Triumph came on June 8, 1940, with the passage of the Bald Eagle Protection Act. Congress at last recognized that eagles were essential to Alaska’s ecosystem. No longer could Lower Forty-Eighters pursue, shoot, poison, wound, kill, capture, trap, collect, molest, or disturb bald eagles for “any purpose.” But there seemed to be no attitude of self- congratulation in ornithological circles regarding the legislation. Congress, although it prohibited the destruction of eagles in the states, exempted the Alaskan territory from this ban.31

Eventually, killers of bald eagles could be fined up to $10,000. But by the 1960s chemicals such as DDT were starting to wipe out the species in the Lower Forty-Eight.
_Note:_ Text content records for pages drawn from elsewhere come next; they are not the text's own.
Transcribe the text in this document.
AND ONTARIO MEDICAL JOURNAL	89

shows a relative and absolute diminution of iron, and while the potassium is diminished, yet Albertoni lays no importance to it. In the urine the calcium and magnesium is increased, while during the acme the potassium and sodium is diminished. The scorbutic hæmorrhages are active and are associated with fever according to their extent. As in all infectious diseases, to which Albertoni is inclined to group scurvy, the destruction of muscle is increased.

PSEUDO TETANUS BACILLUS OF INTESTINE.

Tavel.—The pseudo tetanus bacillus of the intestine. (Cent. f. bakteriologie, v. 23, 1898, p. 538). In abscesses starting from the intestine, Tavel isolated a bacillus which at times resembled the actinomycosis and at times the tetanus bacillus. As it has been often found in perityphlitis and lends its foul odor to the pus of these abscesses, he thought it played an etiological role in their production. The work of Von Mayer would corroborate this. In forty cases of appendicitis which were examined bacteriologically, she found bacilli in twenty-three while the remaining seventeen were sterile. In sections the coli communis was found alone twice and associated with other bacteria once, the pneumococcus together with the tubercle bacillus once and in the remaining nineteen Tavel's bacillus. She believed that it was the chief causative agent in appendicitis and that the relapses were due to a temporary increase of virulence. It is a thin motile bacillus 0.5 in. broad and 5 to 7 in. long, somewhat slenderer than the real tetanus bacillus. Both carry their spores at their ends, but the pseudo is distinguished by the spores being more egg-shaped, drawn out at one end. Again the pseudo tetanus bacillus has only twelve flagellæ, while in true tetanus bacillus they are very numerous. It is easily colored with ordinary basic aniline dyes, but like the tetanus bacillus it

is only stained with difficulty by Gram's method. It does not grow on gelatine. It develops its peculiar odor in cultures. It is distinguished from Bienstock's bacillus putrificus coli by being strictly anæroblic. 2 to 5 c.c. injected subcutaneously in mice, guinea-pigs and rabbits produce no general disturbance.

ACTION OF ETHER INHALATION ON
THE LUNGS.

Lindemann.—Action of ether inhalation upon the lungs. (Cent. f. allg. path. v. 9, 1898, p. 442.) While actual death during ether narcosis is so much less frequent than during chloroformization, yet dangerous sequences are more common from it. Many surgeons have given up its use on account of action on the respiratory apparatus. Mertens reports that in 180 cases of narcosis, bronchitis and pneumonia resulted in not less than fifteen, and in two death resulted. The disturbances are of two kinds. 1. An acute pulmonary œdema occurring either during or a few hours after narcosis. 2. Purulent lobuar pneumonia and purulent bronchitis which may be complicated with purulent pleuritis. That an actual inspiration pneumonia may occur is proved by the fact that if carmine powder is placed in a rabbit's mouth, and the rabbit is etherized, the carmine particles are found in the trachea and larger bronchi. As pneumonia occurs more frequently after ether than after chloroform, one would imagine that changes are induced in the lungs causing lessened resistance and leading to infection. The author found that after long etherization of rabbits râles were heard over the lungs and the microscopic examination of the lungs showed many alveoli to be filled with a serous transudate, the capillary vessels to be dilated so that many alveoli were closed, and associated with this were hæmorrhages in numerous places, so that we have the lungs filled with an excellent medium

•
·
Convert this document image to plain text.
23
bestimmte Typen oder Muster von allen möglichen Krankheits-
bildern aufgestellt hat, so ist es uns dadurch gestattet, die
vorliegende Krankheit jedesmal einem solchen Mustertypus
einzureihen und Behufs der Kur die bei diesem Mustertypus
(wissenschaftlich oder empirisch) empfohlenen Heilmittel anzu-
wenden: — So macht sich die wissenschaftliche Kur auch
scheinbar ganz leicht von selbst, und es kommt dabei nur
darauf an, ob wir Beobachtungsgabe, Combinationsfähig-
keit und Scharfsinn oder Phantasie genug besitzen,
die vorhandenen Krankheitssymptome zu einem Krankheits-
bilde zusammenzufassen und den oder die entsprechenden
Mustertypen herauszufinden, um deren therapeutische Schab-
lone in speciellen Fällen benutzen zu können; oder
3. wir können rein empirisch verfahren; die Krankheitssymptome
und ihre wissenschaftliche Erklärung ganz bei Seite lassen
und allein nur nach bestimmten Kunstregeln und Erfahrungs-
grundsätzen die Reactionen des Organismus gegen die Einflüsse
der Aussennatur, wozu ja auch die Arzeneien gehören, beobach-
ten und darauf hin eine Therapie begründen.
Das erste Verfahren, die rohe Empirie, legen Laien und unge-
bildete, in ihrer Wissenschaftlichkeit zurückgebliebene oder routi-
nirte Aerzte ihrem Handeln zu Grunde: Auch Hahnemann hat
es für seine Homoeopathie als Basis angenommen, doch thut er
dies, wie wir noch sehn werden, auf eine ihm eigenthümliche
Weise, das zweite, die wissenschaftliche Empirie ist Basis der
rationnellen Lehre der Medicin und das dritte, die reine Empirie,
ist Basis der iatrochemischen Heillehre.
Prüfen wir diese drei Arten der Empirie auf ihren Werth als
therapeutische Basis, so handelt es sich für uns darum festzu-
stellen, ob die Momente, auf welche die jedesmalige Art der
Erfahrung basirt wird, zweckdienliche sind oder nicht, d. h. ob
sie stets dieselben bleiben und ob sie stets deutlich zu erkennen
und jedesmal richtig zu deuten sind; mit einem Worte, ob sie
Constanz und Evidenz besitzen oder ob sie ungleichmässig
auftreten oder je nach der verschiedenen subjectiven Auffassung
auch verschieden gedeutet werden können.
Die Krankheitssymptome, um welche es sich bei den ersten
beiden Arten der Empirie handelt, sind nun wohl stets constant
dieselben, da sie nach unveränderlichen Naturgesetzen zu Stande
Alaska was not an important agricultural area and, consequently, much less DDT was released there, so its bald eagle population held firm. However, the continued reckless clear-cutting of Alaska’s old-growth trees was troubling. Bald eagles built their nests up to eight feet across and seven feet deep on top of Sitka spruce and western hemlock. These trees continued to be timbered in the Tongass and Chugach at an unhealthy, even maniacal rate. This loss of habitat looked as though it might spell doom for the bald eagle. But committed activists started an effective campaign after World War II to rescue these magnificent birds from going the way of the dodo and the passenger pigeon.